Susan J. Klein is spending the next couple of weeks on the park's North Rim as the summer 2007 Artist-in-Residence. Klein is a landscape painter from Sarasota, Fla., who specializes in colorful, contemporary, acrylic and oil paintings.

"Traveling to different landscapes excites my senses and imaginations and reignites my creative spirit," said Klein. "Each painting is special and specific to a given time and place."

Klein has been painting and exhibiting her work for more than 30 years. She has won numerous awards and recognitions, including one of her works being exhibited at the American Embassy in Rome, Italy during 2001-2004 as part of the U.S. Department of State Art-in-Embassies program.

As she notes on her Web site, she finds her inspiration in the outdoors.

"Nothing makes me feel so alive, so safe, so at peace with myself as to be surrounded by, immersed in, nature," she writes. "From the solitude and freedom of the landscape I am able to express those most positive feelings toward life that can easily be doubted in other circumstances. I bring these feelings to the painting process - first to the sketches, then to the realized paintings. Each act of painting is an act of magic performed before my very eyes!"

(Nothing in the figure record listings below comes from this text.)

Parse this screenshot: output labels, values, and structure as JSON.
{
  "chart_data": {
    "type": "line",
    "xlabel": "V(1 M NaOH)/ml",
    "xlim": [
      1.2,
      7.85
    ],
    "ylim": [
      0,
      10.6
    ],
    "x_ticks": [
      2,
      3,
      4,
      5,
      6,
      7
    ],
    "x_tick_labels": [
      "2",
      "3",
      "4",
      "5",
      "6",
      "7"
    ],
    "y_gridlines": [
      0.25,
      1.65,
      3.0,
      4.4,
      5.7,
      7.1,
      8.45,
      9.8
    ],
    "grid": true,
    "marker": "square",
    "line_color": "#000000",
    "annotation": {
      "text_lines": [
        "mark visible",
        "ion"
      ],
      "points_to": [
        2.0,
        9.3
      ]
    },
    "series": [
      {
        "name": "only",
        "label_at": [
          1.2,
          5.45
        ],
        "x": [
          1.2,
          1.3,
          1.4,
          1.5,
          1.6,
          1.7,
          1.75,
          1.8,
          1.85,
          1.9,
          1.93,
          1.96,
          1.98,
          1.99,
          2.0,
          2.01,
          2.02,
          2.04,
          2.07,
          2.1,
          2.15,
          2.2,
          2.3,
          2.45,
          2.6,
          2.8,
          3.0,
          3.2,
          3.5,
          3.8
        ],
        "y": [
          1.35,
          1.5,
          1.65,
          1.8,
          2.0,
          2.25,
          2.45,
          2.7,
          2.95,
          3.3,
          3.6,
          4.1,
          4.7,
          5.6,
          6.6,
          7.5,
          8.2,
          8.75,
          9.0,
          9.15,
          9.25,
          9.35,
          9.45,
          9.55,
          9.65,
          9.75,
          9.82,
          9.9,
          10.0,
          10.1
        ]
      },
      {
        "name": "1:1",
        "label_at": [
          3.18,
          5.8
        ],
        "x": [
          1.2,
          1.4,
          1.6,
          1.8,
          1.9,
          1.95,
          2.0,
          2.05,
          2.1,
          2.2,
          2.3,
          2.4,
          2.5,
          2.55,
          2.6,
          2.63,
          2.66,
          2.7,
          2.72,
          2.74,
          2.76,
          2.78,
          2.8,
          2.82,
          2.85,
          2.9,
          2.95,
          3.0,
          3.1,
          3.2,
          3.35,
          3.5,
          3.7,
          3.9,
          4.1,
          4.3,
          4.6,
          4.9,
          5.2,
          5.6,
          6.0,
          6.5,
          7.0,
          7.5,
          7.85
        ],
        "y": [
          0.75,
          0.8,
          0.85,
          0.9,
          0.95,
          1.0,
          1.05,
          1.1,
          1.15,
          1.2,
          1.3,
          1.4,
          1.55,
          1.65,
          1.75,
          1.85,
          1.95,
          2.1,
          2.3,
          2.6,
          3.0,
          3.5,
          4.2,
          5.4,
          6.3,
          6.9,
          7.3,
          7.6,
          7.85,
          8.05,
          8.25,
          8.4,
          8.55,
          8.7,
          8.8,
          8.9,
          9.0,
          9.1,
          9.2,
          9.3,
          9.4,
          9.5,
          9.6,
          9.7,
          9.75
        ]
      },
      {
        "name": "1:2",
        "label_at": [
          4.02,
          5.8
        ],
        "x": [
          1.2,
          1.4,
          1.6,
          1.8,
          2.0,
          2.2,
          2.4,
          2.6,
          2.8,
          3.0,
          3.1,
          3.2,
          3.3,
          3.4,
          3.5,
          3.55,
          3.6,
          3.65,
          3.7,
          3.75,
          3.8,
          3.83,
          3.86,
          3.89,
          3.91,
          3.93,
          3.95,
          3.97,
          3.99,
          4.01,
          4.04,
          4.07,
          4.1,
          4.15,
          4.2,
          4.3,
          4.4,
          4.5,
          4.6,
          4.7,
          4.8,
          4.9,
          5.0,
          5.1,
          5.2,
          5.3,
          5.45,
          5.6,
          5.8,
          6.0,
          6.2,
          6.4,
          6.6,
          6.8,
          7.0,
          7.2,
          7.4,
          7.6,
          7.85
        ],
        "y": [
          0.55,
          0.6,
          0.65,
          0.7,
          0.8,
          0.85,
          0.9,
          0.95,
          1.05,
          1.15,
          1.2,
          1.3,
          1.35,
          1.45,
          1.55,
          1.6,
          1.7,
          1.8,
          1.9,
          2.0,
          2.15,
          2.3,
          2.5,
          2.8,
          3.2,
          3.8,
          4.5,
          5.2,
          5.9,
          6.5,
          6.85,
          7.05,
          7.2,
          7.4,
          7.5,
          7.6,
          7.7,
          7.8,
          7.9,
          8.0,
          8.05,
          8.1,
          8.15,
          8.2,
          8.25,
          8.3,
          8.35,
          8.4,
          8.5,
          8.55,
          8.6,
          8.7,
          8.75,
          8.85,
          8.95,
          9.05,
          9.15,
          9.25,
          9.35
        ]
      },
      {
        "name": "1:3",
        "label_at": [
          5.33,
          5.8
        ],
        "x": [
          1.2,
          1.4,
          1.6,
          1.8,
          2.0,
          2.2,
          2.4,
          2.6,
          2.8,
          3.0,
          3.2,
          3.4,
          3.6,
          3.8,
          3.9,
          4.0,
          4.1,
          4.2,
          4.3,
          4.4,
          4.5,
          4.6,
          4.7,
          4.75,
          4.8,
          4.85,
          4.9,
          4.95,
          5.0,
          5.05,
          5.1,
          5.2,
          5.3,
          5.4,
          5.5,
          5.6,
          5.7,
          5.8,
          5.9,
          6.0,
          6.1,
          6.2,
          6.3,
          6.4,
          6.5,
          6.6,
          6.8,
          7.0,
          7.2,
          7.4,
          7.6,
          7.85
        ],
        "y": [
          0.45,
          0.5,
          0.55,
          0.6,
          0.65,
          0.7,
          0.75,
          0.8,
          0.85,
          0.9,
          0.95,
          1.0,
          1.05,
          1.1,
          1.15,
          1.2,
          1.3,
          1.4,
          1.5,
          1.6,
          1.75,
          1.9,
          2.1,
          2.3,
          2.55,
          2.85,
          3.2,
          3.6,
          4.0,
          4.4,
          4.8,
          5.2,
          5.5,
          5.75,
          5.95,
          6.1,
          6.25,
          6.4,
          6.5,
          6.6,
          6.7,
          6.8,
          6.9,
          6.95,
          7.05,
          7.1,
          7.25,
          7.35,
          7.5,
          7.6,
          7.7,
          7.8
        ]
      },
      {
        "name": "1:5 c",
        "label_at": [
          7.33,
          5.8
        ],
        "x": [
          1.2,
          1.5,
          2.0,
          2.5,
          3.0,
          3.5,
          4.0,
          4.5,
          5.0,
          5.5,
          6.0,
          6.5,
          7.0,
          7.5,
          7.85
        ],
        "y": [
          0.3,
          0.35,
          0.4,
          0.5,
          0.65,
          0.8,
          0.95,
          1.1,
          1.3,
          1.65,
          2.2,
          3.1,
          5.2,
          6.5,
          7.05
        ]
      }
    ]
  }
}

Klein began her residency on Aug. 15. It ends today. Her participation in the North Rim's Artist-in-Residence program continues the legacy of art in our national parks. The Artist-in-Residence program on the North Rim began in 2002 with a resident writer. Artists from around the world typically compete for three residencies per year - spring, summer and fall. Artistic mediums can include painting, pen and ink drawing, charcoal, sculpture, wood working, photography, dance, music or writing.

The broad vistas and overwhelming landscapes of the American West have inspired generations of artists. Their idyllic paintings, rough and tumble novels, sepia prints and soaring musical scores, in part, prompted the establishment of our national parks as an enduring heritage.

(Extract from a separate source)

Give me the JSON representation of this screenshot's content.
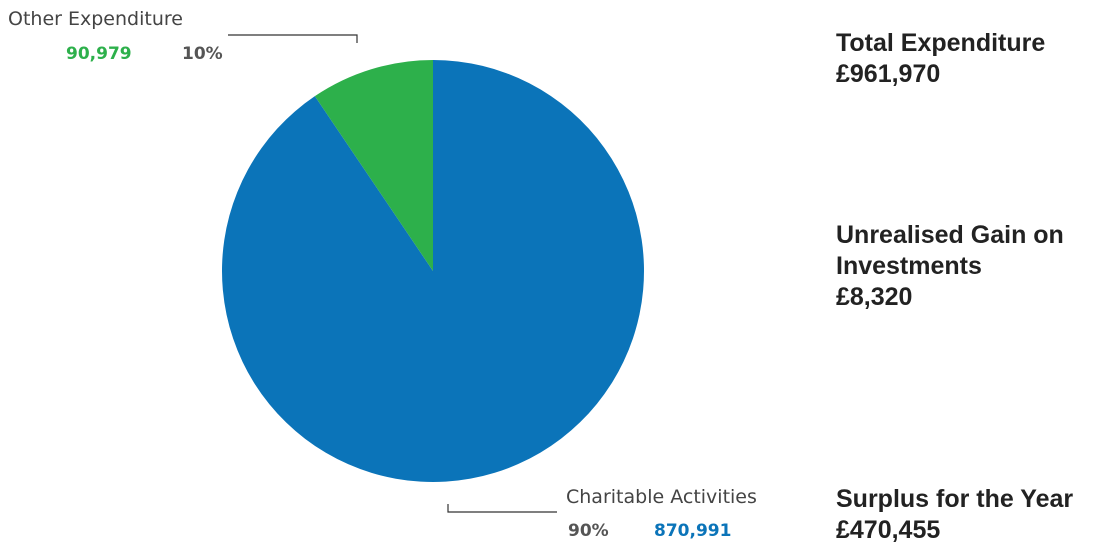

This artistic heritage began with the artwork and photography that accompanied the Yellowstone Expedition of 1871. This art helped to influence the establishment of Yellowstone as our first national park in 1872.

Current Artist-in-Residence programs at Grand Canyon National Park, as well as at other parks around the country, preserve that memory today. The nation and the National Park system are changing. So too has a new generation of artists, who have emerged with contemporary techniques and bold new mediums. It is the task of these new artists to help frame our invaluable national heritage in enduring words and images for those who visit now, those who will come later and for those who will know the parks only in this artistic legacy.

Few parks have inspired as much wonder as the Grand Canyon, a world-renowned symbol of the American dreams of exploration and endless possibilities. Klein will experience a unique opportunity to live and work in this unparalleled setting.